Dans ces circonstances, l’aéronaute crut bien faire en cédant aux instances de ses passagers ; mais comprenant que le danger d’être pris par l’ennemi devenait moindre, si l’opération de l’atterrissage était exécutée rapidement, il se précipita avec une sorte de furie sur la corde de la soupape qu’il tira de toutes ses forces, de sorte que la nacelle du « Général Uhrich » frappa le sol avec violence. Un des deux francs-tireurs fut précipité sur le gazon, où heureusement, comme il arrive fréquemment en pareille circonstance, il ne se fit aucune contusion sérieuse.

La descente était si vive, que le « Général Uhrich » rebondit à peine, quoiqu’il fût allégé du poids d’un homme. Lemoine ayant du reste continué à tirer la corde de la soupape, le ballon s’affaissa. Comme il n’y avait pas le moindre vent à terre, Lemoine sauta hors de la nacelle en disant à ses deux compagnons de l’imiter, puis, saisissant la sphère d’étoffe qui flottait encore, il l’ouvrit d’un coup de couteau. En un instant il n’eût plus qu’un paquet de toiles à ses pieds !

En ce moment les voyageurs aperçurent, au milieu de la brume, un paysan qui les regardait. Cet homme s’arrêtait comme pétrifié par la surprise en voyant des uniformes français dans un pays que l’ennemi occupait depuis plus d’un mois et où le service des estafettes et des convois militaires était parfaitement organisé.

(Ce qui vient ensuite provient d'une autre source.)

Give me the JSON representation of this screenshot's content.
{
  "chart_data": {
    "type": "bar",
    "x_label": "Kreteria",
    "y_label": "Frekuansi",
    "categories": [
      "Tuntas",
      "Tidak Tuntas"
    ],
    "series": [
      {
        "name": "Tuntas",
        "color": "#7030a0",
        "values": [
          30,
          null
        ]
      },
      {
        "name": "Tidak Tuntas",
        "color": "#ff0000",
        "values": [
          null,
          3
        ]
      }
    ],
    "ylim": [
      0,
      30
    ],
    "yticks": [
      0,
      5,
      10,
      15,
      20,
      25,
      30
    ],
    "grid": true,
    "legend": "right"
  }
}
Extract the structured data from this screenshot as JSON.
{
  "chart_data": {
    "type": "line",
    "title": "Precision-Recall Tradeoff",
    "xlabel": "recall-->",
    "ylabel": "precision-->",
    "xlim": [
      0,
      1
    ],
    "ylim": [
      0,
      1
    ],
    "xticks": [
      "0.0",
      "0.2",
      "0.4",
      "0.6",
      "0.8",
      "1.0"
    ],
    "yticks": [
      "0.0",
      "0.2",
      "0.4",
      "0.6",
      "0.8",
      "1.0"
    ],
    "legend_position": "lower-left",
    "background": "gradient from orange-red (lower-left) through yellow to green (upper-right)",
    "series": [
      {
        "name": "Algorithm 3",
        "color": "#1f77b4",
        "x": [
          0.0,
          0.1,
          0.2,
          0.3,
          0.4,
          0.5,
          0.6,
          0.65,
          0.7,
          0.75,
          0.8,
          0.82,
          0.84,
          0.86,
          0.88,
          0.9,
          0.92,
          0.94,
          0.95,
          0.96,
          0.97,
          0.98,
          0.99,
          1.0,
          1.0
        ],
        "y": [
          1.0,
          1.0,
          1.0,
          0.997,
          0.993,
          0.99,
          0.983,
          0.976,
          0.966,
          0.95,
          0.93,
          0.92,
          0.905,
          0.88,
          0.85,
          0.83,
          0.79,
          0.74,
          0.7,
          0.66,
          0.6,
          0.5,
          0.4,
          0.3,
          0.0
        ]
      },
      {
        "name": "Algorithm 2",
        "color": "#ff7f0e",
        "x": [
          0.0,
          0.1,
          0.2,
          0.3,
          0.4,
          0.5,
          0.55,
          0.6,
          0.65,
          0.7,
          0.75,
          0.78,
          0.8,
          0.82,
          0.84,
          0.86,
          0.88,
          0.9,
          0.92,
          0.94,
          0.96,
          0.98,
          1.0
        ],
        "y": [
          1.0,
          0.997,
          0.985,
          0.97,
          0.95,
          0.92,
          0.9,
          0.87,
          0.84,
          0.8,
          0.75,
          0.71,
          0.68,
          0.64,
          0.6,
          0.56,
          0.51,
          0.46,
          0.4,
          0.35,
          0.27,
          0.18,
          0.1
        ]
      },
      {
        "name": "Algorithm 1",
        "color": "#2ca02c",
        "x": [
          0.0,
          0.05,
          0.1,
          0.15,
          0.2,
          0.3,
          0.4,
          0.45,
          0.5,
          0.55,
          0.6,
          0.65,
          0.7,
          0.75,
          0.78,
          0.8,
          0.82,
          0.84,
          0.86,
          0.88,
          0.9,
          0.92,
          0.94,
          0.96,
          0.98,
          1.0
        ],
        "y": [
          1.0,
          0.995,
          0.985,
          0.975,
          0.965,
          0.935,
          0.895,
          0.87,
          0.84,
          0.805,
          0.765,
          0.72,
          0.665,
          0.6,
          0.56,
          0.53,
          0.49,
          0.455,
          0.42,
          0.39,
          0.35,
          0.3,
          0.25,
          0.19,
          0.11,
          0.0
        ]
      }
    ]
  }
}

Le nouveau venu avait l’air plutôt disposé à fuir qu’à s’approcher ; mais il se rassura bientôt et, quand on lui eut fait comprendre qu’il s’agissait de sauver l’équipage et les dépêches d’un ballon dont on lui montra l’enveloppe aplatie, il se mit à la disposition des envoyés de la Défense nationale, avec un dévouement qui ne se démentit plus.